The reason why you need thicker wire for lower voltage applications(12V) is because there isn’t much voltage in the first place (potential) and so a little resistance will really start to add up. I don’t think the wire heats up any more because I think all that matters with heat is wattage (volts*amps) and resistance specs for the conduit and the same thing with automotive fuses. They are rated for an amperage, but they blow at a certain wattage area, so a certain voltage is assumed in that rating.

If there is a highly resistive section of the circuit, like a corroded battery terminal, that can create a lot of localized heat because it’s in such a small area.

Can anyone clarify that?

/nerdism

You’re right - in a way. Power is the output (in this case used by a resistor to generate heat). In this case though you want to focus on the resistor (because that is where the heat will dissipate). The wattage is therefore calculated on Voltage squared divided by the resistance (in Ohms).

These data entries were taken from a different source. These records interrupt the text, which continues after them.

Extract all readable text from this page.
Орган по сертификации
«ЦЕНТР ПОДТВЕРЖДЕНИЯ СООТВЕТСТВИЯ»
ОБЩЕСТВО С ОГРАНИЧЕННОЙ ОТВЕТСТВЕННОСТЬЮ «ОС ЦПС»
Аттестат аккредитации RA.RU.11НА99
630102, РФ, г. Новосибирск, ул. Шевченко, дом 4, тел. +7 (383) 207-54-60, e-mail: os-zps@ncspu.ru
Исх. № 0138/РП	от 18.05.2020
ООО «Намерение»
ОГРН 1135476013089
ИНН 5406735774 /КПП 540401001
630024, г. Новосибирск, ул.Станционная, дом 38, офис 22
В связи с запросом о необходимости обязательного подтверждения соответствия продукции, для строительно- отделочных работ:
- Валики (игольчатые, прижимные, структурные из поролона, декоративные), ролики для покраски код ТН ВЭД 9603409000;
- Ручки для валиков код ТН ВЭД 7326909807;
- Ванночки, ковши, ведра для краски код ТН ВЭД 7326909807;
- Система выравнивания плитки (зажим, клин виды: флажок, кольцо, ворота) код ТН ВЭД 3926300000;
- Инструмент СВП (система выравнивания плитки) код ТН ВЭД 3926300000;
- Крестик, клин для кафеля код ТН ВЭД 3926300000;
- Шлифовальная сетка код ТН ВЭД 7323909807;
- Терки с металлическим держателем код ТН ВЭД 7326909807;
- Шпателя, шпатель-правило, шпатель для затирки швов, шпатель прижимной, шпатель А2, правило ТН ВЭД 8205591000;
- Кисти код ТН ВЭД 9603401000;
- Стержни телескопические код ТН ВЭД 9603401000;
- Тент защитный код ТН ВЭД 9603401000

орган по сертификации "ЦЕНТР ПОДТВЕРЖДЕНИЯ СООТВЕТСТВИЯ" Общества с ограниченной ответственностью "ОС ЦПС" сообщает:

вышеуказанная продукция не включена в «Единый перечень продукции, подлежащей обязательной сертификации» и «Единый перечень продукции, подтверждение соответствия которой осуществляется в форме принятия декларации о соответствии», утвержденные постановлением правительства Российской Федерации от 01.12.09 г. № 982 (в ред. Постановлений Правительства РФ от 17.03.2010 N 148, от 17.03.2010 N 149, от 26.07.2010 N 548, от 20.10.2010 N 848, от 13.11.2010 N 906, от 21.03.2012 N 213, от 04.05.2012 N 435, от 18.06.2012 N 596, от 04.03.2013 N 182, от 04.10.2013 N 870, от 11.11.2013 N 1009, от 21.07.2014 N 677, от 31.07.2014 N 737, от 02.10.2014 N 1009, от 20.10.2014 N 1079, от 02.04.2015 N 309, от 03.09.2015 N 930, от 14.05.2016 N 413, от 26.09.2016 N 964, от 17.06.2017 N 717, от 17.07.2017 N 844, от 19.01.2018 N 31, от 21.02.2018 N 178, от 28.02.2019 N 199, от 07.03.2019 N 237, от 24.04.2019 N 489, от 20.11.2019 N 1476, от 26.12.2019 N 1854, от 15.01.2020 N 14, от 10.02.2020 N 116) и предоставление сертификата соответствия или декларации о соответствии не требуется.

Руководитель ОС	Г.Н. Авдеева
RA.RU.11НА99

As the resistance builds up, the power output will increase across the area of resistance and turned into heat.

In the case of the faulty earth, the wire is a resistor, but the rusted part is an additional resistance. It’s that section resistance which causes the high heat at that point. By that I mean that for most parts the wire will have little to no resistance, but at the point of bad contact, a high resistance spot creates the trouble.

The reason why you need thicker wire for lower voltage applications(12V) is because there isn’t much voltage in the first place (potential) and so a little resistance will really start to add up.

Sorry… you lost me there. Lower voltage will not make things worse and you certainly won’t need thicker wire - quite the opposite. If your voltage climbs the power output will be appropriately higher as well (remembering that V squared over resistance gives you the power). The reason for thicker wire in 12V applications is that you will have higher amperage devices (e.g. the starter motor drawing several hundred amps) and power is linked to amperage (W=I(amps) x V). That’s why you have low amp household circuits (traditionally 20A max), otherwise the wiring required would be massive gauge at 110 or 240V.

Well, current along with voltage MAKES wattage. You can have 2 scenarios that take the same wattage and require hugely different wires. Real world example:

  1. 2000w/110v household heater that runs fine on a 14ga cord (20 amp circuit).

  2. 2000w/12v car amp and you’re going to need 0ga (200 amp fuse).

The car amp would absolutely boil the insulation off of 14ga and it is using the same wattage.

Ever heard electricity compared to water through a pipe?